Federal Oversight of Medicare Advantage Networks Lacks Enforcement Despite Common Complaints

Introduction to Medicare Advantage Network Issues

As individuals age, they often face unexpected health challenges and serious illnesses. Maintaining long-term relationships with trusted healthcare providers can make these challenges more manageable. However, when these relationships are disrupted, especially during a health crisis, it can be distressing. Federal regulations are designed to protect individuals with Medicare Advantage plans from losing access to their healthcare providers due to contract disputes between insurers and providers. Despite these regulations, enforcement appears to be lacking.

Limited Enforcement of Network Adequacy Rules

Documents obtained by KFF Health News reveal that the Centers for Medicare & Medicaid Services (CMS), the agency responsible for overseeing Medicare Advantage, has taken minimal action to enforce rules ensuring that approximately 35 million plan members have access to necessary healthcare providers. From 2016 to 2022, CMS sent letters to only five insurers regarding seven plans that failed to meet network adequacy requirements, potentially impacting patient care.

Insufficient Provider Networks

According to CMS officials, some plans lacked sufficient primary care clinicians, specialists, or hospitals. The agency warned that failing to meet these requirements could lead to marketing and enrollment freezes, fines, or even plan closures. However, CMS did not provide detailed explanations for the limited number of identified violations, stating that the findings were based on targeted reviews rather than comprehensive audits.

State-Level Awareness and Concerns

State officials, including directors of the State Health Insurance Assistance Program, were not notified of these violations. David Lipschutz, co-director of the Center for Medicare Advocacy, expressed skepticism about the low number of reported violations, noting frequent complaints from individuals, particularly in rural areas, who struggle to find contracted providers.
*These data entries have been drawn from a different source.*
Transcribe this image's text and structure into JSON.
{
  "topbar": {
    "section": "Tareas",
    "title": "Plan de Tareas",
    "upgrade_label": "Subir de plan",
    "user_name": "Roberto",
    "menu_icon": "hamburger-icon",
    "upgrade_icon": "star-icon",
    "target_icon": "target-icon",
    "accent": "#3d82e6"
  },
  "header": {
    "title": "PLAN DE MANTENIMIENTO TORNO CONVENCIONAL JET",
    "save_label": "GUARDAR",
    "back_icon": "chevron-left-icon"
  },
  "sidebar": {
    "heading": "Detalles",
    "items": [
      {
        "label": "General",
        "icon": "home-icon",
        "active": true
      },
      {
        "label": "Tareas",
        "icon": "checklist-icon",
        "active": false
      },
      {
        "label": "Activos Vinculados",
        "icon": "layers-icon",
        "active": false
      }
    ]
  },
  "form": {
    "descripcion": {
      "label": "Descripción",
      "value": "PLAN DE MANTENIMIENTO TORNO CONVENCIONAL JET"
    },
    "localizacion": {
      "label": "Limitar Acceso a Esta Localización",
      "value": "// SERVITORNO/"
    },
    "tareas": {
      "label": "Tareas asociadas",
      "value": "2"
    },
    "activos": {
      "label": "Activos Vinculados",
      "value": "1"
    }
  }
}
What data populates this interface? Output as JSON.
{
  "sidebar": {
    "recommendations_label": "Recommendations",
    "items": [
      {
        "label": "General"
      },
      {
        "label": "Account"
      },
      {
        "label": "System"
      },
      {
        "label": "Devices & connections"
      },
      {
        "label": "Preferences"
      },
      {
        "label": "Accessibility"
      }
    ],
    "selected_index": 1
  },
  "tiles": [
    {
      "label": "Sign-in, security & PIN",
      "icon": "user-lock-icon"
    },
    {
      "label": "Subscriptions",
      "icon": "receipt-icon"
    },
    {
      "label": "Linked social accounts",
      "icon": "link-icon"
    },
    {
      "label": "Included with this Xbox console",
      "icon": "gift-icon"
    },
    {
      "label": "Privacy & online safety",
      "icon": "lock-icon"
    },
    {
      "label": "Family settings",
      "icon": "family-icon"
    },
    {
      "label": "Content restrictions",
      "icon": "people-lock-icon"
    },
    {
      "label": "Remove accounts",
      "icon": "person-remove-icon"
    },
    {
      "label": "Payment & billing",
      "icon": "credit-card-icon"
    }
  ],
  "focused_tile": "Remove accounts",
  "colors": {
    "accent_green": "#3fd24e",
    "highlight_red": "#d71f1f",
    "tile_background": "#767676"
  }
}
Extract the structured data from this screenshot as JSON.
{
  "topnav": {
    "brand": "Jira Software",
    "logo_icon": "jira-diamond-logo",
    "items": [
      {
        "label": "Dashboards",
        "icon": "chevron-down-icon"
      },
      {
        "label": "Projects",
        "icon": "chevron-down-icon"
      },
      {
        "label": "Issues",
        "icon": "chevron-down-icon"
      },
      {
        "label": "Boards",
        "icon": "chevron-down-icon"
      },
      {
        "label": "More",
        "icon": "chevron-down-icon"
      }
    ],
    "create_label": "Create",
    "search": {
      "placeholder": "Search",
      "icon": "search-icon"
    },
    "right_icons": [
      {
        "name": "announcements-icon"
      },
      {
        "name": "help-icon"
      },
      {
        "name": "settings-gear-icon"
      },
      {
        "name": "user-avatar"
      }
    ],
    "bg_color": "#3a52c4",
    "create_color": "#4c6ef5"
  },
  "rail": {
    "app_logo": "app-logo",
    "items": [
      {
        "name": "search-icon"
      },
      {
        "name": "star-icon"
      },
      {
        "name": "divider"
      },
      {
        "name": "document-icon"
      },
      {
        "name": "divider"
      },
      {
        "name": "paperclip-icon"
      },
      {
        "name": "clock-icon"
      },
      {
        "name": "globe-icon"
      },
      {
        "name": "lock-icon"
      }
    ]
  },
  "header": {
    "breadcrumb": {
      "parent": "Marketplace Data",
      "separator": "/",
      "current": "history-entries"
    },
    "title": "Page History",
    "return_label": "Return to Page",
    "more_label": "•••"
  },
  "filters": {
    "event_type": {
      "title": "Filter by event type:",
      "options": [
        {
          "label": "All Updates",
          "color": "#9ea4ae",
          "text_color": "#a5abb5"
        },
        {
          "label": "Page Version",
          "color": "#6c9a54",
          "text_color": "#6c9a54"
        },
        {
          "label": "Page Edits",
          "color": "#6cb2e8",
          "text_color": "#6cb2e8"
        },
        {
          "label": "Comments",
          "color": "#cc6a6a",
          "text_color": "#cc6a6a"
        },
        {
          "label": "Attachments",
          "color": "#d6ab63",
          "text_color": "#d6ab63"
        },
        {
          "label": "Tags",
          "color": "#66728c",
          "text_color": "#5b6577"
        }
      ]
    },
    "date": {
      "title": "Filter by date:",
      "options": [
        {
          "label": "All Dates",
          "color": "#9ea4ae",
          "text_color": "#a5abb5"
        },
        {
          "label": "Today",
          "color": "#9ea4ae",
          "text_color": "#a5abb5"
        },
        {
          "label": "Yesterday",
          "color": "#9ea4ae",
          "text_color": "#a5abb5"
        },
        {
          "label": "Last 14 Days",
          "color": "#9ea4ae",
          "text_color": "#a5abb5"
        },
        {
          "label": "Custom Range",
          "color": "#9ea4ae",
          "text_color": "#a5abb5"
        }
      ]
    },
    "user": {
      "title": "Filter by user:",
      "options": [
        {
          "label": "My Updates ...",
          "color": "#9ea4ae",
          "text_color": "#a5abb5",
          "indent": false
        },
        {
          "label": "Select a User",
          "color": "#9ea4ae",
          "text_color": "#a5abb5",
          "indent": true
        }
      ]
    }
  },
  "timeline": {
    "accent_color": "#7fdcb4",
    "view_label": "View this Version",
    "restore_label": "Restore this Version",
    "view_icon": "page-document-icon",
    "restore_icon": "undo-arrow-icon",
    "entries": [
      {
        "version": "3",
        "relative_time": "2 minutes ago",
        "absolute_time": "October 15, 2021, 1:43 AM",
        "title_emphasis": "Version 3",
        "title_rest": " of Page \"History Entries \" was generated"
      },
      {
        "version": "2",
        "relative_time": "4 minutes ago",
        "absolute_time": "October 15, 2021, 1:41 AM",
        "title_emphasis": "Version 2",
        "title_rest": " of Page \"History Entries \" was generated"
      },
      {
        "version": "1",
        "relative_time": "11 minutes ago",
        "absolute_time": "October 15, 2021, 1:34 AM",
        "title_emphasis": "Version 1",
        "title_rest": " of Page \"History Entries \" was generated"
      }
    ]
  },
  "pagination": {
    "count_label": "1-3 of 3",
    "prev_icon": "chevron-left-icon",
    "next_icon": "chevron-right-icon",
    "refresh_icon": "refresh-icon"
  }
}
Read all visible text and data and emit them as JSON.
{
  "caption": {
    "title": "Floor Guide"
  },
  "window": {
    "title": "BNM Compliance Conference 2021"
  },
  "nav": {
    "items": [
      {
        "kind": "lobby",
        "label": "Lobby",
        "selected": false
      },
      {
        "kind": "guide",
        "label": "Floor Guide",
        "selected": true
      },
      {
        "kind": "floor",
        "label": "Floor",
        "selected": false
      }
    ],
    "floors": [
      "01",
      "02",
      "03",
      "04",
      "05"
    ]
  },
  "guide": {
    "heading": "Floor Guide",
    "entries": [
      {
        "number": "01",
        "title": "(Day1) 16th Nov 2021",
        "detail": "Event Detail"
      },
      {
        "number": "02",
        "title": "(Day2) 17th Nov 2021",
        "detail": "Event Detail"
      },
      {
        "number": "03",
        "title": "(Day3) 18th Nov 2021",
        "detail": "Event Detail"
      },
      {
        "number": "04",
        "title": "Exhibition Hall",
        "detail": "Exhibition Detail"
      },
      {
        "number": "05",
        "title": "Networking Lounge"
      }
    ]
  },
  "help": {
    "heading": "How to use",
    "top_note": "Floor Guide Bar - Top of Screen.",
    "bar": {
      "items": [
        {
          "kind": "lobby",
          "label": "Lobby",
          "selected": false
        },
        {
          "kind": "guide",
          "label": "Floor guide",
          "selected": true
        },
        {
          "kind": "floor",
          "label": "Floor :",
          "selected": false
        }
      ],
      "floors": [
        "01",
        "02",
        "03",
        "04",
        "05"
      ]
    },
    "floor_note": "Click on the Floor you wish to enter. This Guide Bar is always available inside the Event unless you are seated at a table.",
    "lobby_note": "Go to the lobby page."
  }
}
Popularity and Challenges of Medicare Advantage

Medicare Advantage is a popular alternative to traditional Medicare, offering lower out-of-pocket costs and additional benefits such as vision, dental, and hearing care. However, these plans typically require members to use specific networks of doctors and hospitals. In 2025, 54% of the 63 million Americans eligible for Medicare chose Advantage plans. Despite their popularity, conflicts between Advantage plans and healthcare providers are common, with numerous hospital systems severing ties with plans over payment disputes.

Impact on Beneficiaries

After March, Medicare Advantage beneficiaries are generally locked into their plans for the year, with the annual open enrollment period running until December 7 for coverage starting January 1. However, healthcare providers can leave plans at any time, potentially leaving members without access to preferred doctors or hospitals midyear. In such cases, CMS may grant a “special enrollment period” (SEP) allowing members to switch plans or enroll in traditional Medicare.

Opaque SEP Determination Process

The process for determining who qualifies for an SEP is unclear, even to state insurance regulators and U.S. senators overseeing federal health programs. Senators Ron Wyden and Mark Warner have requested an explanation from CMS Administrator Mehmet Oz regarding the opaque SEP determination process, emphasizing the need for transparency to protect seniors.

CMS’s Call for Industry Cooperation

At a recent conference, Oz encouraged Medicare Advantage insurers to assist CMS in identifying and addressing fraud within the program. He urged insurers to act as an “early-warning system” and report any issues they observe.

Details from CMS Violation Letters

KFF Health News obtained six letters from CMS to five insurers regarding network adequacy violations. These letters highlighted missing medical specialists or facilities and, in some cases, requested that plans allow members to receive out-of-network care at no additional cost. Some letters required corrective action plans and set deadlines for resolving issues, warning of potential penalties for non-compliance.

Lack of Penalties and Resolution Information

Despite CMS’s authority to impose sanctions or penalties for non-compliance, the agency has never done so, according to the Medicare Payment Advisory Commission. The lack of information on whether violations were resolved or resulted in penalties raises concerns about the effectiveness of CMS’s enforcement efforts.

Case Studies of Network Violations

Several case studies illustrate the impact of network violations. For example, Vitality Health Plan of California faced a network adequacy violation in 2020 after multiple hospitals and nursing homes left its network. CMS granted a special enrollment period for affected members, but local program managers were unaware of the violation at the time.

Federal Requirements and Compliance Checks

Federal law mandates that Medicare Advantage plans include a minimum number of healthcare providers and facilities within specific distances and travel times. Compliance is checked every three years or more frequently if complaints are received. However, network adequacy can vary significantly even within a single county.

Conclusion

The limited enforcement of Medicare Advantage network adequacy rules raises concerns about beneficiaries’ access to timely and necessary care. While traditional Medicare offers broader provider access, the popularity of Medicare Advantage plans continues to grow. Ensuring that these plans meet federal requirements is crucial to maintaining trust and protecting the health of millions of Americans.